“Fifty Shades” Has Turned Into A Real-Life Sexual Assault

The kink community’s warnings about “Fifty Shades of Grey”’s poor demonstration of what consent looks like in BDSM has turned out not to just be paranoid speculation: A student at the University of Illinois at Chicago, Mohammad Hossain, has been charged with sexual assault following an incident in which he claimed to be “re-enacting scenes from ‘Fifty Shades of Grey.’”

Hossain reportedly took a woman with whom he had previously had consensual sex to his dorm, asked her to undress, then tied her hands to his bedposts, bound her legs, and stuffed a necktie in her mouth, then proceeded to do as follows (this is disturbing, so fair warning):

Hossain used a knit cap to cover the woman’s eyes, Karr said, and removed the woman’s bra and underwear. He then began striking the woman with a belt. After hitting her several times, the woman told Hossain he was hurting her, told him to stop “and began shaking her head and crying.” […] Hossain continued striking the woman — including with his fists, according to an arrest report — and she managed to get one arm, and then another, free. But he then held her arms behind her back and sexually assaulted her as she continued to plead for him to stop. […]

Hossain’s roommate came home soon after the assault and, prosecutors said, Hossain held the door shut to prevent him from entering. The woman then left and told another person what happened, then called police.

Want to know something even scarier? My pro-dom friend with whom I watched the “Fifty Shades” movie last week, TM, e-mailed this link to me late last night with an addendum: “I actually have met this guy at some kink gatherings, as have a number of other people I know. This is a very stark example of that fucking deplorable work of literary and cinematic excrement inspiring people to do literally everything about BDSM incorrectly.”
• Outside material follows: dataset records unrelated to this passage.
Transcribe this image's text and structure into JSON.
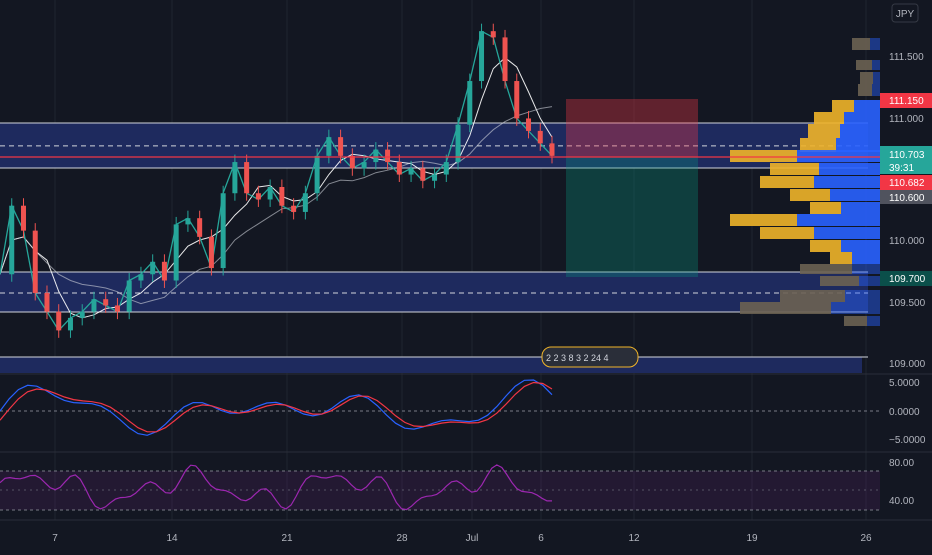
{
  "header": {
    "currency": "JPY"
  },
  "colors": {
    "background": "#131722",
    "zone": "#1e2a5e",
    "price_line": "#f23645",
    "up": "#26a69a",
    "down": "#ef5350",
    "long_stop": "#f23645",
    "long_target": "#089981",
    "vp_up": "#2962ff",
    "vp_down": "#f0b429",
    "vp_gray": "#6b6252",
    "oscillator_fast": "#2962ff",
    "oscillator_slow": "#f23645",
    "rsi": "#9c27b0"
  },
  "main_axis": {
    "tick_labels": [
      "111.500",
      "111.000",
      "110.000",
      "109.500",
      "109.000"
    ],
    "ylim": [
      108.95,
      111.95
    ]
  },
  "price_badges": {
    "last_price": "110.703",
    "countdown": "39:31",
    "level_top": "111.150",
    "level_red": "110.682",
    "level_gray": "110.600",
    "level_support": "109.700"
  },
  "x_axis": {
    "labels": [
      "7",
      "14",
      "21",
      "28",
      "Jul",
      "6",
      "12",
      "19",
      "26"
    ]
  },
  "event_markers": "2 2 3 8 3 2 24 4",
  "oscillator": {
    "tick_labels": [
      "5.0000",
      "0.0000",
      "−5.0000"
    ],
    "ylim": [
      -7,
      7
    ]
  },
  "rsi": {
    "tick_labels": [
      "80.00",
      "40.00"
    ],
    "ylim": [
      25,
      90
    ],
    "band": [
      30,
      70
    ]
  },
  "chart_data": {
    "type": "line",
    "title": "",
    "xlabel": "",
    "ylabel": "",
    "symbol_currency": "JPY",
    "series": [
      {
        "values": [
          109.75,
          110.3,
          110.1,
          109.6,
          109.45,
          109.3,
          109.4,
          109.45,
          109.55,
          109.5,
          109.45,
          109.7,
          109.75,
          109.85,
          109.7,
          110.15,
          110.2,
          110.05,
          109.8,
          110.4,
          110.65,
          110.4,
          110.35,
          110.45,
          110.3,
          110.25,
          110.4,
          110.7,
          110.85,
          110.7,
          110.6,
          110.65,
          110.75,
          110.65,
          110.55,
          110.6,
          110.5,
          110.55,
          110.65,
          110.95,
          111.3,
          111.7,
          111.65,
          111.3,
          111.0,
          110.9,
          110.8,
          110.7
        ]
      }
    ],
    "x_ticks": [
      "7",
      "14",
      "21",
      "28",
      "Jul",
      "6",
      "12",
      "19",
      "26"
    ],
    "ylim": [
      108.95,
      111.95
    ],
    "horizontal_levels": [
      111.15,
      110.682,
      110.6,
      109.7,
      109.0
    ],
    "support_zone": [
      109.45,
      109.7
    ],
    "resistance_zone": [
      110.6,
      110.93
    ],
    "dashed_levels": [
      110.78,
      109.6
    ],
    "long_position": {
      "entry": 110.71,
      "stop": 111.15,
      "target": 109.7
    },
    "indicators": {
      "oscillator": {
        "tick_labels": [
          5,
          0,
          -5
        ]
      },
      "rsi": {
        "tick_labels": [
          80,
          40
        ]
      }
    }
  }
}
So here you have Hossain, who had access to the right information about kink and consent, and turned to “Fifty Shades” for guidance instead. The court reporter for the Chicago Tribune said that Hossain “appeared shocked after a Cook County judge set his bail at $500,000, walking back to the lockup with his mouth wide open.” But why should he be shocked? Let’s go over what happened: He didn’t sit down with this woman beforehand and discuss with her what she wanted out of the experience. They didn’t come to a clear agreement about boundaries. They didn’t both clearly consent before they started having sex. When it should have become clear that she was not enjoying herself, Hossain ignored all the signals she was giving him and proceeded to batter her. When she tried to escape, he restrained her and raped her. When his roommate came home, in order to hide what was happening, Hossain prevented his roommate from entering.

He was shocked because he had been given the impression, from E.L. James’ “masterwork,” that BDSM sex is carte blanche to do whatever you want to your sexual partner without their consent. Because this should all sound extremely familiar: At no point in “Fifty Shades” is any way of rescinding consent other than safe words discussed, even though in kink, the dom is supposed to be attentive at all times to make sure that the sub is still consenting. In “Fifty Shades,” Christian and Ana discussed their contract, but it was never signed, and they had sadomasochistic sex anyway. Christian never has a discussion with Ana before they have sex about what he’s going to do — he just blindfolds her and springs a flogger on her. In the pivotal final scene of “Fifty Shades” (not to mention the rest of the movie), Christian ignores the fact that Ana is crying and unhappy and not receiving any pleasure at all from being submissive, and he forges on regardless, convinced that he knows what she really wants.

And now a college freshman has been raped. I trust that many fans of “Fifty Shades” are discerning enough to know that what Hossain did — and what has happened in similar incidents I’ve heard reported repeatedly from other members of the kink community — is not consent. The problem is that too many people don’t. And it should not be possible to throw our hands up and say “Oh well, some people are stupid” when people are actually, real-life getting hurt because of this awful representation of BDSM. It is only responsible to be more critical than that, regardless of what books we happen to like.